Neurociencia: conciencia y la ética de lo artificial
Se investiga si la conciencia comienza como un proceso automático e inconsciente
La conciencia da a entender "algo", la conciencia abre.
Martin Heidegger
La conciencia ha sido el gran misterio de la filosofía; y desde hace décadas, también lo es de las neurociencias. En los últimos años, los avances científicos han permitido explorar nuevas formas de entender, medir e incluso recrear la conciencia. Pero más allá del asombro tecnológico, estas investigaciones nos enfrentan a interrogantes profundos: ¿qué significa estar consciente?, ¿cómo se construye nuestra conciencia de realidad?, ¿puede una máquina llegar a tener conciencia?, ¿y con qué consecuencias éticas?
Cuando construimos el criterio de realidad, se aplican procesos intrínsecamente subjetivos. Como planteó Kant en la Crítica de la razón pura, los objetos no se nos presentan dados, sino que son construidos por nuestro aparato psíquico. Para que exista una audición, no basta un sonido: debe haber un yo que lo reciba. A esta dualidad, Kant la llamó “unidad de apercepción”.
El aparato mental está compuesto por pensamiento, emoción, voluntad y sensopercepción, y se sostiene sobre la experiencia y la intersubjetividad. Es decir, todo fenómeno subjetivo conlleva también la incorporación de lo social. En ese marco, la conciencia abarca desde saber nuestro nombre hasta formular deseos o tomar decisiones complejas. Involucra metacognición —conocerse a uno mismo— y también la llamada “cognición social” o teoría de la mente: la capacidad de representar a los otros.
A partir de esta base, se investiga hoy si la conciencia comienza como un proceso automático e inconsciente. Estudios con resonancia magnética funcional han demostrado que, ante decisiones simples (por ejemplo, elegir entre dos opciones), la activación cerebral puede preceder en hasta siete segundos la toma de conciencia. Esto ha llevado a cuestionar el libre albedrío. Pero esos mismos estudios sugieren que, a medida que la acción se vuelve más compleja, entran en juego múltiples aprendizajes sociales que moldean la respuesta. Así, aunque un acto comience de forma inconsciente, es rápidamente intervenido por mecanismos controlables y adquiridos.
Una vez que la información alcanza el campo de la conciencia, se activa una lucha entre emociones primarias e influencias culturales. Este conflicto se da, en parte, en estructuras subcorticales como el tálamo, que filtra toda la información sensorial entrante. Este “tamiz” es auditado por redes neuronales complejas, influido por estructuras como el núcleo accumbens y el área tegmental ventral, y afectado por cualquier alteración química o estructural. Desde una droga hasta una demencia frontal puede alterar la percepción de la realidad.

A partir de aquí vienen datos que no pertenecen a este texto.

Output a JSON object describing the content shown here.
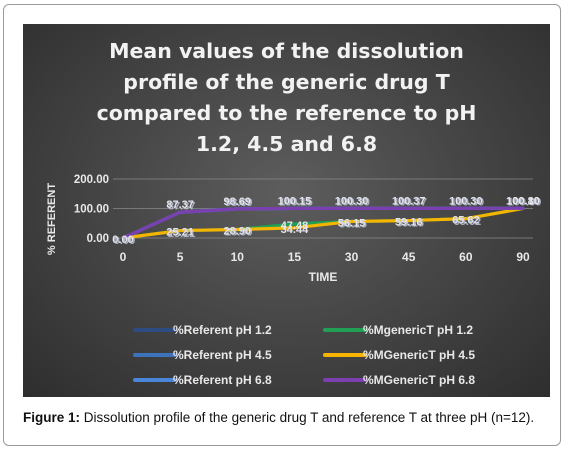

Al mismo tiempo, un estudio reciente publicado en Brain Structure and Function mostró que la conciencia está relacionada con la conectividad estructural del cerebro, especialmente con los haces de largo alcance que describe la Teoría del Espacio de Trabajo Neuronal Global (GNW).
Esta perspectiva plantea que la conciencia no está localizada en un sitio único del cerebro, sino que emerge como un proceso dinámico de integración de información distribuida.
Este modelo resuena con teorías más radicales, como la Teoría del Agente Consciente (CAT) de Prentner y Hoffman, que propone que la conciencia no es un producto del cerebro sino una entidad fundamental. El mundo sería una interfaz evolutiva, como el escritorio de una computadora que oculta sus circuitos. La conciencia, en este marco, es el acto de interpretación de esa interfaz.
Ética e inteligencia artificial
Desde un enfoque ético, Barbara Grosz y Roger Antonsen advierten que el problema no es una inteligencia artificial superpoderosa, sino algoritmos mal diseñados que automatizan decisiones sin responsabilidad. Frente a esto, la conciencia no debe ser reemplazada por cálculos automáticos, sino que debe guiarlos. La IA plantea así una frontera ética en expansión: si algún día se reconoce conciencia en una máquina, cambia todo —desde los derechos hasta las obligaciones humanas hacia ella.
Anil Seth y Tim Bayne, por su parte, han propuesto desarrollar C-tests que evalúen la conciencia en sistemas que no pueden comunicarla, como organoides, xenobots o redes artificiales. La pregunta ya no es solo científica, sino también moral: si algo puede sufrir, ¿cómo debemos tratarlo?
Todo esto sugiere que la conciencia no es un objeto a explicar, sino una experiencia a cuidar. Que no basta con definirla, sino con reconocer su valor. Y que la ética, lejos de ser un límite para la ciencia, puede ser su brújula más urgente.